Oteller de eğer yeni yapılmamışsa bina olarak ya boyası dökülmüş, ya eşyası kırık ama idareten tutturulmuş, ya fayansında sıvalar kazınmamış böyle tam tarif edilemeyen bir durumda. Temiz olmasına temiz ama detaylar hep pas geçilmiş. Fakat personel süperdi. Son derece saygılı, temiz ve çalışkanlar.

Gelelim en takıldığım konuya. Din ve dindarların durumu. Yazılarımdan da anlamışsınızdır. Ben inanan / bilen bir müslümanım. Ama şunu tekrar anladım ki yer yüzündeki müslümanlarla aynı dinden değilim. Ne demek bu? Mevcut uygulanan dinin Kuran’a tamamen zıt hatta yasaklanan bir din olduğunu görüyor ve geleneklerle hurafelerle dolu bu anlayışı red ediyorum.
Gezi sırasında nedense bizi bir türbeye ve buraların en büyük camilerinden birine götürdüler. Çıldırmamak elde değildi. Türbe’de yatan peygamberin bir arkadaşı imiş. Ben bu zatı tanımıyorum ama peygamberin kendisi bile olsa farketmez. Önce türbenin içine müslüman olmayanların giremeyeceğini söyleyip turun biz hariç geri kalan yolcularını engellediler. Türbe için çok da umurumda değildi bu durum ama gördüklerimden sonra keşke ben de girmeseydim dedim. İçeride resmen alenen yatırdan bir şeyler isteyip isteklerinin karşılığında yatıra karşı secde eden insanlar vardı. Benim okuduğum anladığım dinde bu alenen affedilmeyecek tek günah olarak yazmasına rağmen hem de.

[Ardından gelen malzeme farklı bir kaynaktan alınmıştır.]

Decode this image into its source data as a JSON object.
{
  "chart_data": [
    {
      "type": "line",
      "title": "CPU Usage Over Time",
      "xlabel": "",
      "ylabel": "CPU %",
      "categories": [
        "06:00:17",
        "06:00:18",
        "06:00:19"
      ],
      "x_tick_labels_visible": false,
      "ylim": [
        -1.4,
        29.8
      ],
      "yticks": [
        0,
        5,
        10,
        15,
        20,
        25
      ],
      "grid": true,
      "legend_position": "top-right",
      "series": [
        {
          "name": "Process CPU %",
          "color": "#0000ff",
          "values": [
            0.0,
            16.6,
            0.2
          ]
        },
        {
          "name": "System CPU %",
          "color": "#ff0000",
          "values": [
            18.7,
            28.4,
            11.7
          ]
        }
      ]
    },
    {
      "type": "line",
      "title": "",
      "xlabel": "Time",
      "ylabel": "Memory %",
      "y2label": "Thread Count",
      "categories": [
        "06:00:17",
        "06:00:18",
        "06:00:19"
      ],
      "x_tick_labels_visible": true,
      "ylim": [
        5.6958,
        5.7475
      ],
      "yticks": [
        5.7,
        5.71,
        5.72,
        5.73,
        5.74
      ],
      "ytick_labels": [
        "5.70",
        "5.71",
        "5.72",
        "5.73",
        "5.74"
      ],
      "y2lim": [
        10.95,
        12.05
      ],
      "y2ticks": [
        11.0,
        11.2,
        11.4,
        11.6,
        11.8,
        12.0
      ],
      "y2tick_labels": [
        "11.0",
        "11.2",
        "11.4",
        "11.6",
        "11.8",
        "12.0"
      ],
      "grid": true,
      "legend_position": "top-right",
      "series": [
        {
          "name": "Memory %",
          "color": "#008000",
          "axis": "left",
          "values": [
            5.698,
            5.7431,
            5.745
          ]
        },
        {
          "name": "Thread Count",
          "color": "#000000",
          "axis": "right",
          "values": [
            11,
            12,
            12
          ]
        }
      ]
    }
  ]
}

Camide durum daha da ilginçleşti. İçeri yine müslüman olmayanları almadılar, kadınların da başlarının örtülü olmasını istediler. İçeri almamalarına geleceğim ama bir kadının başörtüsü olmasına ragmen bir de üzerlerini tamamen kapatan uzun bir üstlük ile anca izin vereceklerini söylemelerine dayanamadım. Yahu madem cami Allahın evi (ki öyle bir durum da yok ya neyse) sen kim oluyorsun da insanların içeri girmesine engel olabiliyorsun. Belki içeri giren birisi bir şeyden etkilenecek, bir şeyden ilham alacak ve doğru yolu bulacak. Buna engel olmak ne demek? Müslüman bir kadının ne kadar kapalı olması gerektiğine dair ölçün nedir? Böyle davranarak sadece insanları islamdan soğutursun. Gayri müslümleri demiyorum. Müslümanları dahi dinden soğutan bir davranış bu.
Kısaca bu tip müslümanların daha çoook uzun bir süre düzelemeyeceklerini görüyorum. Umarım yeni nesil daha çok sorgular ve gerçeğe daha çok yaklaşır.
Bir müddettir sıcak ve güneşli bir iklimde bir ülkeye taşınma fikri var kafamda. O yüzden de gittiğim yerlere biraz da tartarak bakıyorum. Bu geziden öğrendiğim şey, asla bir müslüman, arap veya ortadoğu ülkesinde rahat edemeyeceğim.